10) Look in the mirror. If you focus on how your partner is to blame; you will never fix the problems in your relationship. The secret to real breakthrough is taking the time to consider how YOU contribute to conflicts. This may be another good reason to seek therapy. Most of us never clearly see how we shot ourselves and our relationship without the insight of an outsider.

11) Do not leave and do not threaten a divorce. Leaving the house when angry causes feelings of abandonment and can quickly make the situation worse. It is better to go to another room, to the back porch or just to take a walk. He wants to give his partner a message that “I’m here for better or worse and thick and thin.”

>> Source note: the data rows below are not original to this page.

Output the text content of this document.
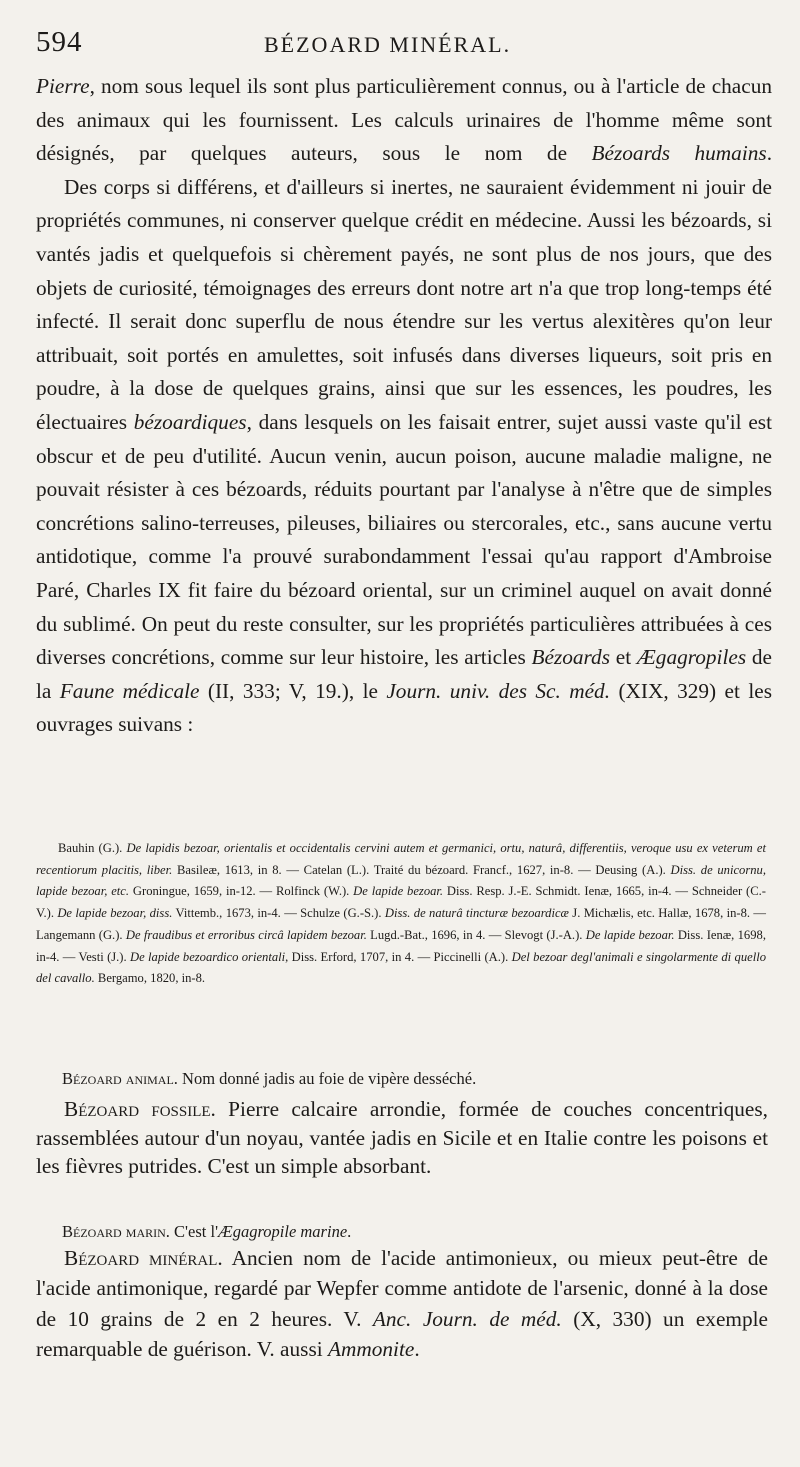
594	BÉZOARD MINÉRAL.

Pierre, nom sous lequel ils sont plus particulièrement connus, ou à l'article de chacun des animaux qui les fournissent. Les calculs urinaires de l'homme même sont désignés, par quelques auteurs, sous le nom de Bézoards humains.

Des corps si différens, et d'ailleurs si inertes, ne sauraient évidemment ni jouir de propriétés communes, ni conserver quelque crédit en médecine. Aussi les bézoards, si vantés jadis et quelquefois si chèrement payés, ne sont plus de nos jours, que des objets de curiosité, témoignages des erreurs dont notre art n'a que trop long-temps été infecté. Il serait donc superflu de nous étendre sur les vertus alexitères qu'on leur attribuait, soit portés en amulettes, soit infusés dans diverses liqueurs, soit pris en poudre, à la dose de quelques grains, ainsi que sur les essences, les poudres, les électuaires bézoardiques, dans lesquels on les faisait entrer, sujet aussi vaste qu'il est obscur et de peu d'utilité. Aucun venin, aucun poison, aucune maladie maligne, ne pouvait résister à ces bézoards, réduits pourtant par l'analyse à n'être que de simples concrétions salino-terreuses, pileuses, biliaires ou stercorales, etc., sans aucune vertu antidotique, comme l'a prouvé surabondamment l'essai qu'au rapport d'Ambroise Paré, Charles IX fit faire du bézoard oriental, sur un criminel auquel on avait donné du sublimé. On peut du reste consulter, sur les propriétés particulières attribuées à ces diverses concrétions, comme sur leur histoire, les articles Bézoards et Ægagropiles de la Faune médicale (II, 333; V, 19.), le Journ. univ. des Sc. méd. (XIX, 329) et les ouvrages suivans :

Bauhin (G.). De lapidis bezoar, orientalis et occidentalis cervini autem et germanici, ortu, naturâ, differentiis, veroque usu ex veterum et recentiorum placitis, liber. Basileæ, 1613, in 8. — Catelan (L.). Traité du bézoard. Francf., 1627, in-8. — Deusing (A.). Diss. de unicornu, lapide bezoar, etc. Groningue, 1659, in-12. — Rolfinck (W.). De lapide bezoar. Diss. Resp. J.-E. Schmidt. Ienæ, 1665, in-4. — Schneider (C.-V.). De lapide bezoar, diss. Vittemb., 1673, in-4. — Schulze (G.-S.). Diss. de naturâ tincturæ bezoardicæ J. Michælis, etc. Hallæ, 1678, in-8. — Langemann (G.). De fraudibus et erroribus circâ lapidem bezoar. Lugd.-Bat., 1696, in 4. — Slevogt (J.-A.). De lapide bezoar. Diss. Ienæ, 1698, in-4. — Vesti (J.). De lapide bezoardico orientali, Diss. Erford, 1707, in 4. — Piccinelli (A.). Del bezoar degl'animali e singolarmente di quello del cavallo. Bergamo, 1820, in-8.

Bézoard animal. Nom donné jadis au foie de vipère desséché.

Bézoard fossile. Pierre calcaire arrondie, formée de couches concentriques, rassemblées autour d'un noyau, vantée jadis en Sicile et en Italie contre les poisons et les fièvres putrides. C'est un simple absorbant.

Bézoard marin. C'est l'Ægagropile marine.

Bézoard minéral. Ancien nom de l'acide antimonieux, ou mieux peut-être de l'acide antimonique, regardé par Wepfer comme antidote de l'arsenic, donné à la dose de 10 grains de 2 en 2 heures. V. Anc. Journ. de méd. (X, 330) un exemple remarquable de guérison. V. aussi Ammonite.
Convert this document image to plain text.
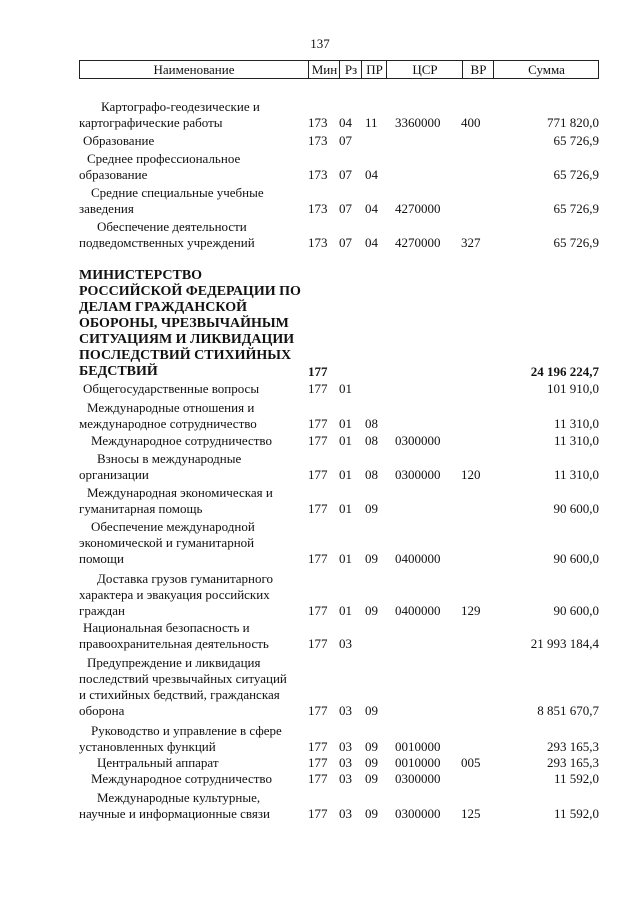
137
Наименование	Мин Рз ПР	ЦСР	ВР	Сумма
Картографо-геодезические и
картографические работы	173 04 11 3360000 400	771 820,0
Образование	173 07	65 726,9
Среднее профессиональное
образование	173 07 04	65 726,9
Средние специальные учебные
заведения	173 07 04 4270000	65 726,9
Обеспечение деятельности
подведомственных учреждений	173 07 04 4270000 327	65 726,9
МИНИСТЕРСТВО
РОССИЙСКОЙ ФЕДЕРАЦИИ ПО
ДЕЛАМ ГРАЖДАНСКОЙ
ОБОРОНЫ, ЧРЕЗВЫЧАЙНЫМ
СИТУАЦИЯМ И ЛИКВИДАЦИИ
ПОСЛЕДСТВИЙ СТИХИЙНЫХ
БЕДСТВИЙ	177	24 196 224,7
Общегосударственные вопросы	177 01	101 910,0
Международные отношения и
международное сотрудничество	177 01 08	11 310,0
Международное сотрудничество	177 01 08 0300000	11 310,0
Взносы в международные
организации	177 01 08 0300000 120	11 310,0
Международная экономическая и
гуманитарная помощь	177 01 09	90 600,0
Обеспечение международной
экономической и гуманитарной
помощи	177 01 09 0400000	90 600,0
Доставка грузов гуманитарного
характера и эвакуация российских
граждан	177 01 09 0400000 129	90 600,0
Национальная безопасность и
правоохранительная деятельность	177 03	21 993 184,4
Предупреждение и ликвидация
последствий чрезвычайных ситуаций
и стихийных бедствий, гражданская
оборона	177 03 09	8 851 670,7
Руководство и управление в сфере
установленных функций	177 03 09 0010000	293 165,3
Центральный аппарат	177 03 09 0010000 005	293 165,3
Международное сотрудничество	177 03 09 0300000	11 592,0
Международные культурные,
научные и информационные связи	177 03 09 0300000 125	11 592,0
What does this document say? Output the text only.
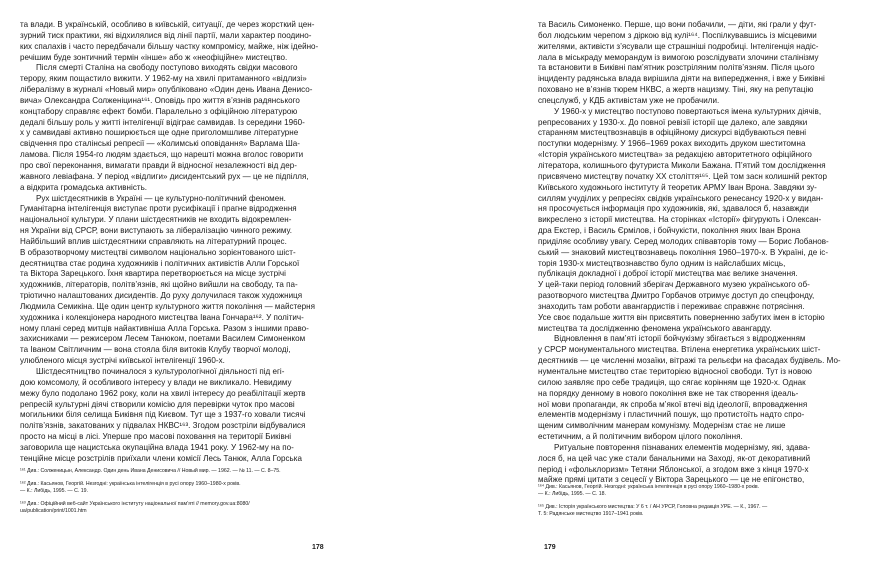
та влади. В українській, особливо в київській, ситуації, де через жорсткий цен-
зурний тиск практики, які відхилялися від лінії партії, мали характер поодино-
ких спалахів і часто передбачали більшу частку компромісу, майже, ніж ідейно-
речішим буде зонтичний термін «інше» або ж «неофіційне» мистецтво.
Після смерті Сталіна на свободу поступово виходять свідки масового
терору, яким пощастило вижити. У 1962-му на хвилі притаманного «відлизі»
лібералізму в журналі «Новый мир» опубліковано «Один день Ивана Денисо-
вича» Олександра Солженіцина¹⁶¹. Оповідь про життя в’язнів радянського
концтабору справляє ефект бомби. Паралельно з офіційною літературою
дедалі більшу роль у житті інтелігенції відіграє самвидав. Із середини 1960-
х у самвидаві активно поширюється ще одне приголомшливе літературне
свідчення про сталінські репресії — «Колимські оповідання» Варлама Ша-
ламова. Після 1954-го людям здається, що нарешті можна вголос говорити
про свої переконання, вимагати правди й відносної незалежності від дер-
жавного левіафана. У період «відлиги» дисидентський рух — це не підпілля,
а відкрита громадська активність.
Рух шістдесятників в Україні — це культурно-політичний феномен.
Гуманітарна інтелігенція виступає проти русифікації і прагне відродження
національної культури. У плани шістдесятників не входить відокремлен-
ня України від СРСР, вони виступають за лібералізацію чинного режиму.
Найбільший вплив шістдесятники справляють на літературний процес.
В образотворчому мистецтві символом національно зорієнтованого шіст-
десятництва стає родина художників і політичних активістів Алли Горської
та Віктора Зарецького. Їхня квартира перетворюється на місце зустрічі
художників, літераторів, політв’язнів, які щойно вийшли на свободу, та па-
тріотично налаштованих дисидентів. До руху долучилася також художниця
Людмила Семикіна. Ще один центр культурного життя покоління — майстерня
художника і колекціонера народного мистецтва Івана Гончара¹⁶². У політич-
ному плані серед митців найактивніша Алла Горська. Разом з іншими право-
захисниками — режисером Лесем Танюком, поетами Василем Симоненком
та Іваном Світличним — вона стояла біля витоків Клубу творчої молоді,
улюбленого місця зустрічі київської інтелігенції 1960-х.
Шістдесятництво починалося з культурологічної діяльності під егі-
дою комсомолу, й особливого інтересу у влади не викликало. Невидиму
межу було подолано 1962 року, коли на хвилі інтересу до реабілітації жертв
репресій культурні діячі створили комісію для перевірки чуток про масові
могильники біля селища Биківня під Києвом. Тут ще з 1937-го ховали тисячі
політв’язнів, закатованих у підвалах НКВС¹⁶³. Згодом розстріли відбувалися
просто на місці в лісі. Уперше про масові поховання на території Биківні
заговорила ще нацистська окупаційна влада 1941 року. У 1962-му на по-
тенційне місце розстрілів приїхали члени комісії Лесь Танюк, Алла Горська
¹⁶¹ Див.: Солженицын, Александр. Один день Ивана Денисовича // Новый мир. — 1962. — № 11. — С. 8–75.
¹⁶² Див.: Касьянов, Георгій. Незгодні: українська інтелігенція в русі опору 1960–1980-х років.
— К.: Либідь, 1995. — С. 19.
¹⁶³ Див.: Офіційний веб-сайт Українського інституту національної пам’яті // memory.gov.ua:8080/
ua/publication/print/1001.htm
178
та Василь Симоненко. Перше, що вони побачили, — діти, які грали у фут-
бол людським черепом з діркою від кулі¹⁶⁴. Поспілкувавшись із місцевими
жителями, активісти з’ясували ще страшніші подробиці. Інтелігенція надіс-
лала в міськраду меморандум із вимогою розслідувати злочини сталінізму
та встановити в Биківні пам’ятник розстріляним політв’язням. Після цього
інциденту радянська влада вирішила діяти на випередження, і вже у Биківні
поховано не в’язнів тюрем НКВС, а жертв нацизму. Тіні, яку на репутацію
спецслужб, у КДБ активістам уже не пробачили.
У 1960-х у мистецтво поступово повертаються імена культурних діячів,
репресованих у 1930-х. До повної ревізії історії ще далеко, але завдяки
старанням мистецтвознавців в офіційному дискурсі відбуваються певні
поступки модернізму. У 1966–1969 роках виходить друком шеститомна
«Історія українського мистецтва» за редакцією авторитетного офіційного
літератора, колишнього футуриста Миколи Бажана. П’ятий том дослідження
присвячено мистецтву початку XX століття¹⁶⁵. Цей том засн колишній ректор
Київського художнього інституту й теоретик АРМУ Іван Врона. Завдяки зу-
силлям учуділих у репресіях свідків українського ренесансу 1920-х у видан-
ня просочується інформація про художників, які, здавалося б, назавжди
викреслено з історії мистецтва. На сторінках «Історії» фігурують і Олексан-
дра Екстер, і Василь Єрмілов, і бойчукісти, покоління яких Іван Врона
приділяє особливу увагу. Серед молодих співавторів тому — Борис Лобанов-
ський — знаковий мистецтвознавець покоління 1960–1970-х. В Україні, де іс-
торія 1930-х мистецтвознавство було одним із найслабших місць,
публікація докладної і доброї історії мистецтва має велике значення.
У цей-таки період головний зберігач Державного музею українського об-
разотворчого мистецтва Дмитро Горбачов отримує доступ до спецфонду,
знаходить там роботи авангардистів і переживає справжнє потрясіння.
Усе своє подальше життя він присвятить поверненню забутих імен в історію
мистецтва та дослідженню феномена українського авангарду.
Відновлення в пам’яті історії бойчукізму збігається з відродженням
у СРСР монументального мистецтва. Втілена енергетика українських шіст-
десятників — це численні мозаїки, вітражі та рельєфи на фасадах будівель. Мо-
нументальне мистецтво стає територією відносної свободи. Тут із новою
силою заявляє про себе традиція, що сягає корінням ще 1920-х. Однак
на порядку денному в нового покоління вже не так створення ідеаль-
ної мови пропаганди, як спроба м’якої втечі від ідеології, впровадження
елементів модернізму і пластичний пошук, що протистоїть надто спро-
щеним символічним манерам комунізму. Модернізм стає не лише
естетичним, а й політичним вибором цілого покоління.
Ритуальне повторення пізнаваних елементів модернізму, які, здава-
лося б, на цей час уже стали банальними на Заході, як-от декоративний
період і «фольклоризм» Тетяни Яблонської, а згодом вже з кінця 1970-х
майже прямі цитати з сецесії у Віктора Зарецького — це не епігонство,
¹⁶⁴ Див.: Касьянов, Георгій. Незгодні: українська інтелігенція в русі опору 1960–1980-х років.
— К.: Либідь, 1995. — С. 18.
¹⁶⁵ Див.: Історія українського мистецтва: У 6 т. / АН УРСР, Головна редакція УРЕ. — К., 1967. —
Т. 5: Радянське мистецтво 1917–1941 років.
179
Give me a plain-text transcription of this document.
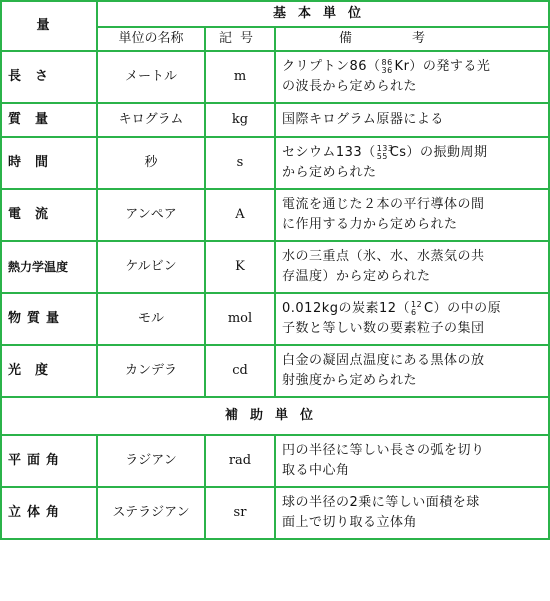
量	基本単位		
	単位の名称	記号	備考
長さ	メートル	m	クリプトン86（ 86
36 Kr）の発する光
の波長から定められた
質量	キログラム	kg	国際キログラム原器による
時間	秒	s	セシウム133（ 133
55 Cs）の振動周期
から定められた
電流	アンペア	A	電流を通じた２本の平行導体の間
に作用する力から定められた
熱力学温度	ケルビン	K	水の三重点（氷、水、水蒸気の共
存温度）から定められた
物質量	モル	mol	0.012kgの炭素12（ 12
6 C）の中の原
子数と等しい数の要素粒子の集団
光度	カンデラ	cd	白金の凝固点温度にある黒体の放
射強度から定められた
補助単位			
平面角	ラジアン	rad	円の半径に等しい長さの弧を切り
取る中心角
立体角	ステラジアン	sr	球の半径の2乗に等しい面積を球
面上で切り取る立体角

12) Don’t follow them into the next room. If your partner is trying to calm down; Leave them. Give up your right to have the last word and your need to get your schedule back.

13) It’s good to keep your mouth shut if you don’t have anything nice to say, but the silent treatment can be considered abuse. Don’t let a day go by without at least acknowledging your partner. This can simply say “good morning”, “goodbye and have a nice day” or “good night”. It is cruel to withdraw emotionally from the relationship. You must be bigger than your feelings and at least demonstrate common courtesy.

14) Kiss and makeup. I’ve seen couples walk into my office very angry and the whole thing is resolved by simply looking into each other’s eyes and saying “I love you.”